Figure 1. One panel per gene. Y-scale expands to the range of data showing gene expression relative to time points of a single gene.
This data set is hosted at the NHLBI’s Cardiovascular Development Data Resource Center (CDDRC). The University of Utah and Frameshift Labs are collaborating to make this data available to the wider research community using the Mosaic platform. This collaboration is developing visualisation solutions for RNA-Seq data, and when applied to the same time series data, all six genes above are plotted in a single chart as shown in Figure 2.
Figure 2. All genes in the same panel, symlog scale shows gene expression trends relative to multiple genes.
In Figure 2, the y-axis is plotted on a symlog scale so all genes are on the same scale. This plot shows all data points (circles) for all genes, along with the median value for each gene and time point (horizontal lines). In this figure, the postna gene is highlighted to make its data points easier to see (by hovering over the gene in the legend at the top of the chart). When observing this time series data in this form, the publication authors realised that the nkx2.5 expression was quite stable relative to other much more dynamic genes, such as postna.

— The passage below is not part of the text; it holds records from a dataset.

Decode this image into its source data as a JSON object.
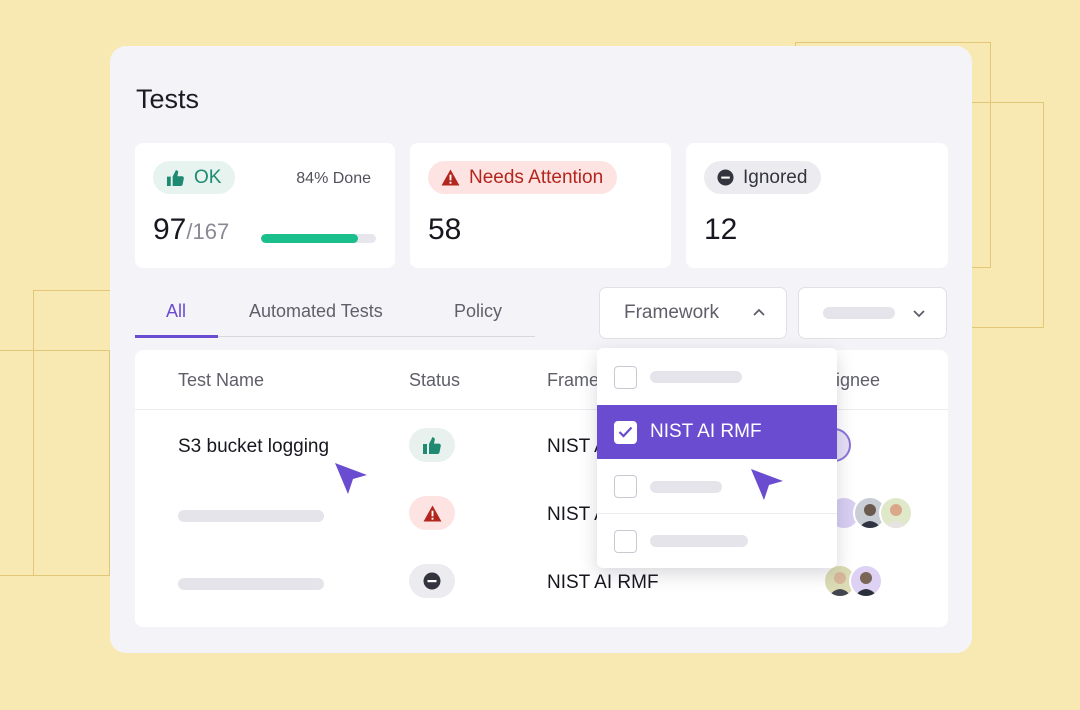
{
  "page": {
    "title": "Tests"
  },
  "stats": [
    {
      "pill_label": "OK",
      "icon": "thumbs-up-icon",
      "value": "97",
      "total": "/167",
      "done_label": "84% Done",
      "progress": 0.84,
      "color": "#1f8a72"
    },
    {
      "pill_label": "Needs Attention",
      "icon": "warning-triangle-icon",
      "value": "58",
      "color": "#b3261e"
    },
    {
      "pill_label": "Ignored",
      "icon": "minus-circle-icon",
      "value": "12",
      "color": "#34343f"
    }
  ],
  "tabs": [
    {
      "label": "All",
      "active": true
    },
    {
      "label": "Automated Tests",
      "active": false
    },
    {
      "label": "Policy",
      "active": false
    }
  ],
  "filters": {
    "framework_label": "Framework",
    "framework_icon": "chevron-up-icon",
    "second_icon": "chevron-down-icon"
  },
  "table": {
    "columns": [
      "Test Name",
      "Status",
      "Frame",
      "signee"
    ],
    "rows": [
      {
        "name": "S3 bucket logging",
        "status": "ok",
        "framework": "NIST A"
      },
      {
        "name": "",
        "status": "needs-attention",
        "framework": "NIST A"
      },
      {
        "name": "",
        "status": "ignored",
        "framework": "NIST AI RMF"
      }
    ]
  },
  "dropdown": {
    "items": [
      {
        "label": "",
        "checked": false
      },
      {
        "label": "NIST AI RMF",
        "checked": true
      },
      {
        "label": "",
        "checked": false
      },
      {
        "label": "",
        "checked": false
      }
    ]
  },
  "colors": {
    "accent": "#6a4cd0",
    "ok": "#1bbf8c",
    "warn": "#b3261e",
    "background": "#f8e9b3"
  }
}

Figure 3. Easily deselect genes that are not of current interest to show just nkx2.5 and postna.
Going one step further, using the interactivity of the charts, the authors were able to remove all the other genes and highlight just nkx2.5 and postna, as shown in Figure 3. This now clearly shows that postna has a much higher relative change as compared with nkx2.5.
This is a good example of how access to easy-to-use visualisation software connected to complex data types allows users to quickly build and analyse charts for the same data in multiple different ways to better understand the trends and reach improved conclusions.